宮城県から届いたメール

2016年7月、宮城県庁から1通のメールが届きました。
「石黒浩教授の介護施設での実証研究に協力します」

熱意のあるメールでとても嬉しかったのですが…テレノイドは風変わりなロボットです。イメージと違っているかもしれません。「まずは実物を見て、体験し、それから考えませんか?」と提案しました。

早速8月に宮城県を初訪問しました。県職員の方々に体験してもらいました。「これは体験しないと良さが理解できませんね!」「びっくりしました」「写真より実物の方が断然良い!」等々、皆さんから驚きの声が挙がりました。

そして、「高齢者の方がどう反応されるか、見てみたい」という意見が出て、9月に宮城県にある5カ所の高齢者施設を訪問することになりました。そこで、テレノイドを高齢者の方に使ってもらいました。

テレノイドが「こんにちわ」「はじめまして」「抱っこして!」「ありがとう」と呼びかけます。

おじいちゃんも、おばあちゃんも「よく来たね!」「いい子だね」と言って笑顔になり抱きしめてくれました。
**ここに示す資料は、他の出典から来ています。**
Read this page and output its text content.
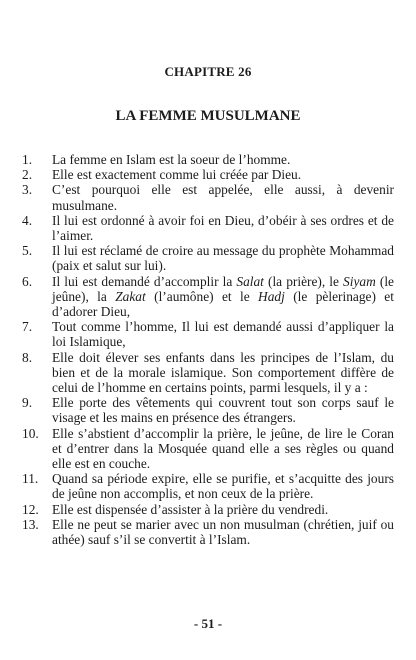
CHAPITRE 26
LA FEMME MUSULMANE
1.	La femme en Islam est la soeur de l’homme.
2.	Elle est exactement comme lui créée par Dieu.
3.	C’est pourquoi elle est appelée, elle aussi, à devenir musulmane.
4.	Il lui est ordonné à avoir foi en Dieu, d’obéir à ses ordres et de l’aimer.
5.	Il lui est réclamé de croire au message du prophète Mohammad (paix et salut sur lui).
6.	Il lui est demandé d’accomplir la Salat (la prière), le Siyam (le jeûne), la Zakat (l’aumône) et le Hadj (le pèlerinage) et d’adorer Dieu,
7.	Tout comme l’homme, Il lui est demandé aussi d’appliquer la loi Islamique,
8.	Elle doit élever ses enfants dans les principes de l’Islam, du bien et de la morale islamique. Son comportement diffère de celui de l’homme en certains points, parmi lesquels, il y a :
9.	Elle porte des vêtements qui couvrent tout son corps sauf le visage et les mains en présence des étrangers.
10. Elle s’abstient d’accomplir la prière, le jeûne, de lire le Coran et d’entrer dans la Mosquée quand elle a ses règles ou quand elle est en couche.
11.	Quand sa période expire, elle se purifie, et s’acquitte des jours de jeûne non accomplis, et non ceux de la prière.
12. Elle est dispensée d’assister à la prière du vendredi.
13. Elle ne peut se marier avec un non musulman (chrétien, juif ou athée) sauf s’il se convertit à l’Islam.
- 51 -
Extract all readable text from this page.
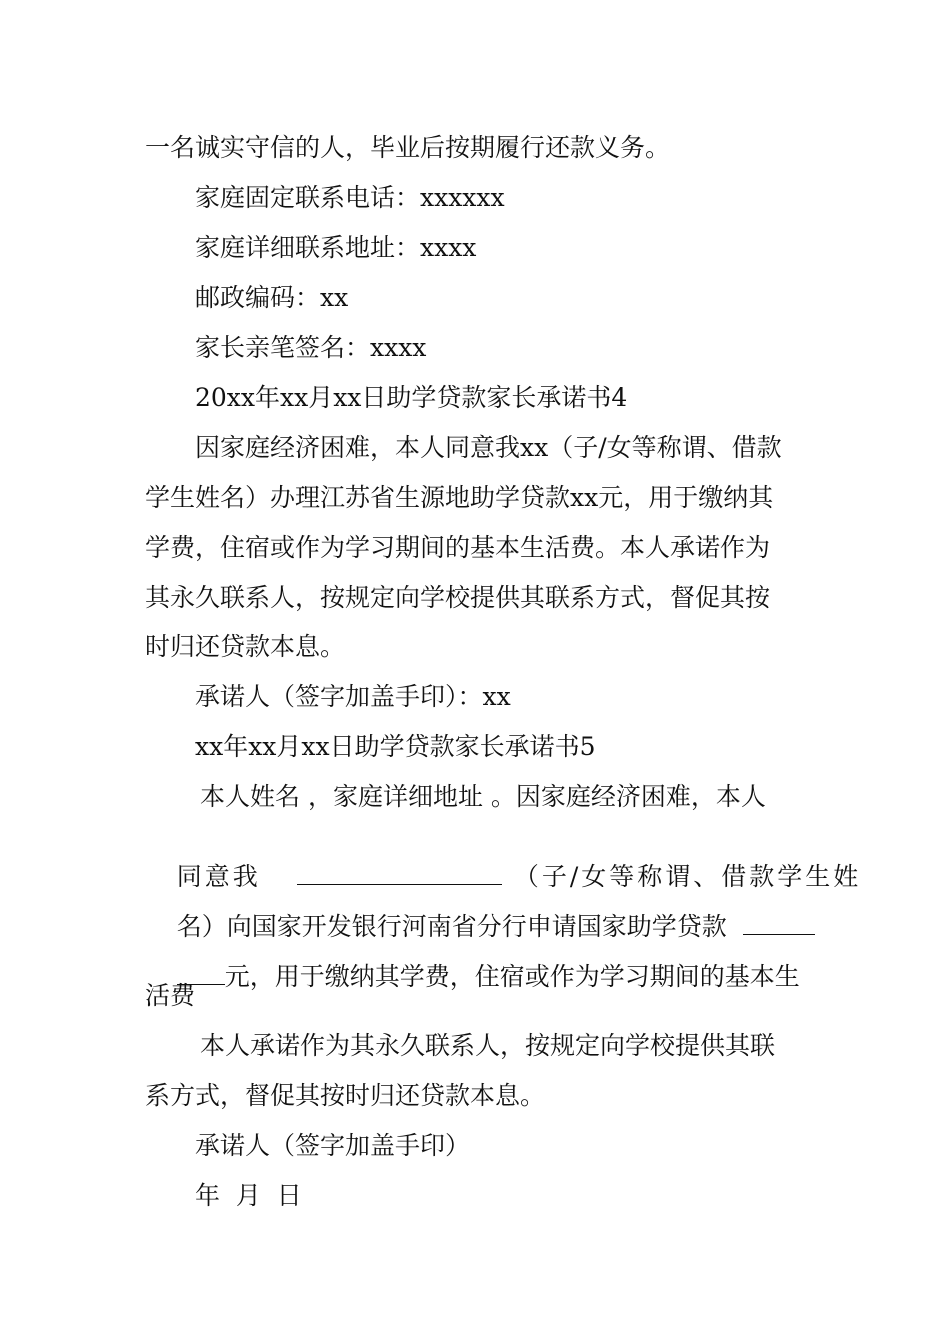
一名诚实守信的人，毕业后按期履行还款义务。

家庭固定联系电话：xxxxxx

家庭详细联系地址：xxxx

邮政编码：xx

家长亲笔签名：xxxx

20xx年xx月xx日助学贷款家长承诺书4

因家庭经济困难，本人同意我xx（子/女等称谓、借款

学生姓名）办理江苏省生源地助学贷款xx元，用于缴纳其

学费，住宿或作为学习期间的基本生活费。本人承诺作为

其永久联系人，按规定向学校提供其联系方式，督促其按

时归还贷款本息。

承诺人（签字加盖手印）：xx

xx年xx月xx日助学贷款家长承诺书5

本人姓名 ，家庭详细地址 。因家庭经济困难，本人

同意我	（子/女等称谓、借款学生姓

名）向国家开发银行河南省分行申请国家助学贷款

元，用于缴纳其学费，住宿或作为学习期间的基本生

活费

本人承诺作为其永久联系人，按规定向学校提供其联

系方式，督促其按时归还贷款本息。

承诺人（签字加盖手印）

年  月  日
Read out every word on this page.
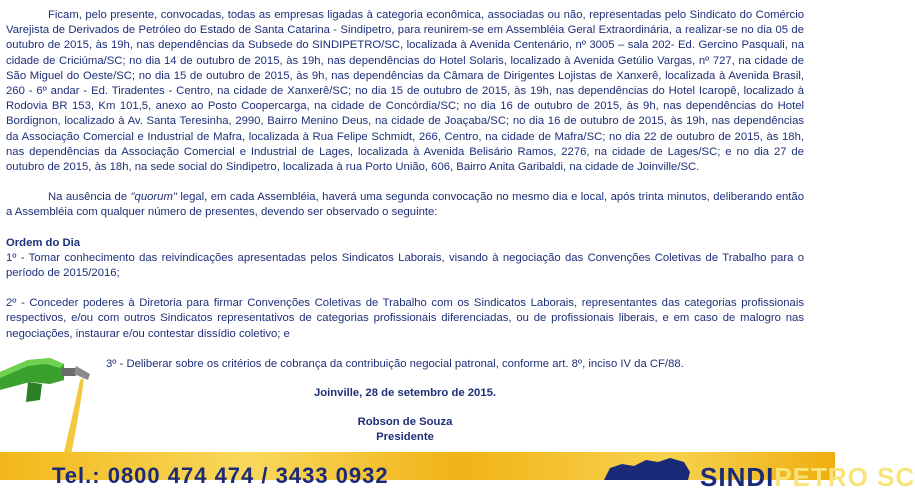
Ficam, pelo presente, convocadas, todas as empresas ligadas à categoria econômica, associadas ou não, representadas pelo Sindicato do Comércio Varejista de Derivados de Petróleo do Estado de Santa Catarina - Sindipetro, para reunirem-se em Assembléia Geral Extraordinária, a realizar-se no dia 05 de outubro de 2015, às 19h, nas dependências da Subsede do SINDIPETRO/SC, localizada à Avenida Centenário, nº 3005 – sala 202- Ed. Gercino Pasquali, na cidade de Criciúma/SC; no dia 14 de outubro de 2015, às 19h, nas dependências do Hotel Solaris, localizado à Avenida Getúlio Vargas, nº 727, na cidade de São Miguel do Oeste/SC; no dia 15 de outubro de 2015, às 9h, nas dependências da Câmara de Dirigentes Lojistas de Xanxerê, localizada à Avenida Brasil, 260 - 6º andar - Ed. Tiradentes - Centro, na cidade de Xanxerê/SC; no dia 15 de outubro de 2015, às 19h, nas dependências do Hotel Icaropê, localizado à Rodovia BR 153, Km 101,5, anexo ao Posto Coopercarga, na cidade de Concórdia/SC; no dia 16 de outubro de 2015, às 9h, nas dependências do Hotel Bordignon, localizado à Av. Santa Teresinha, 2990, Bairro Menino Deus, na cidade de Joaçaba/SC; no dia 16 de outubro de 2015, às 19h, nas dependências da Associação Comercial e Industrial de Mafra, localizada à Rua Felipe Schmidt, 266, Centro, na cidade de Mafra/SC; no dia 22 de outubro de 2015, às 18h, nas dependências da Associação Comercial e Industrial de Lages, localizada à Avenida Belisário Ramos, 2276, na cidade de Lages/SC; e no dia 27 de outubro de 2015, às 18h, na sede social do Sindipetro, localizada à rua Porto União, 606, Bairro Anita Garibaldi, na cidade de Joinville/SC.

Na ausência de "quorum" legal, em cada Assembléia, haverá uma segunda convocação no mesmo dia e local, após trinta minutos, deliberando então a Assembléia com qualquer número de presentes, devendo ser observado o seguinte:

Ordem do Dia

1º - Tomar conhecimento das reivindicações apresentadas pelos Sindicatos Laborais, visando à negociação das Convenções Coletivas de Trabalho para o período de 2015/2016;

2º - Conceder poderes à Diretoria para firmar Convenções Coletivas de Trabalho com os Sindicatos Laborais, representantes das categorias profissionais respectivos, e/ou com outros Sindicatos representativos de categorias profissionais diferenciadas, ou de profissionais liberais, e em caso de malogro nas negociações, instaurar e/ou contestar dissídio coletivo; e

3º - Deliberar sobre os critérios de cobrança da contribuição negocial patronal, conforme art. 8º, inciso IV da CF/88.

Joinville, 28 de setembro de 2015.
Robson de Souza
Presidente
Tel.: 0800 474 474 / 3433 0932	SINDIPETRO SC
テレノイドも、おばあちゃん達をハグして「ありがとう、嬉しい」と答えます。

でも、全員が喜ぶわけではありません。「私はいらないわ」と言う女性もいました。認知症もなく、若々しい老婦人でした。「私は子育て経験がないから…無理よ」という言葉が聞こえてきました。

彼女は小さな子供への接し方が分からなくて戸惑っていました。

私はテレノイドの年齢を変えることにしました。英語で話しかけたのです。

「Hello!Nice to meet you!」

すると、その女性は
「あなた、英語が話せるの?! “Nice to meet you !” すごいわ!」と言って、目を輝かせました。

世界初の実用化が決まる

訪問先の1つが社会福祉法人みずほ特別養護老人ホームうらやす様でした。デモンストレーションを終えて、コーヒーを飲みながら職員と感想を語り合っていると、理事長が挨拶に来てくださいました。

理事長は施設職員から報告を聞くと、私にいくつか質問をしました。私の答えを聞くと、理事長は「このロボットを活かすには、職員が高齢者に一生懸命関わる必要がある、ということだね? 気に入った! 導入する」と言いました。

理事長は続けて、こう言いました。

『高齢者に物を与えておけばよい』という発想は、高齢者をバカにしている。そういう物は私の施設には必要ない。しかし高齢者は時間を持て余しているから、楽しめる物は必要だ。

私は理事長が施設運営に注ぐ情熱を強く感じました。

村井県知事×石黒教授

『特別養護老人ホームうらやす』への導入研修は2016年12月から始めました。2017年2月、宮城県主催のウェルカムセレモニーが行われ、村井県知事、石黒浩教授も出席しました。

こうして、まだ誰も経験していない”アンドロイドと暮らす場所”が宮城県に誕生しました。「アンドロイドとの生活を最初に楽しむ人々は誰なのか?」世界中が注目していました。

テレノイドは認知症向けに開発されたロボットではありません。結果的に、認知症高齢者達が”アンドロイドとの生活を最初に楽しむ人々”になったのです。

高齢者達は石黒教授が著名人であることを知りません。また、彼らはテレノイドが著名な研究成果であることも知りません。

テレノイドに会い、優しい気持ちになるだけです。この”素朴な時間”に石黒教授の研究は貢献しています。

人が人と対話をする、相手を笑顔にする、その時に使う道具がテレノイドです。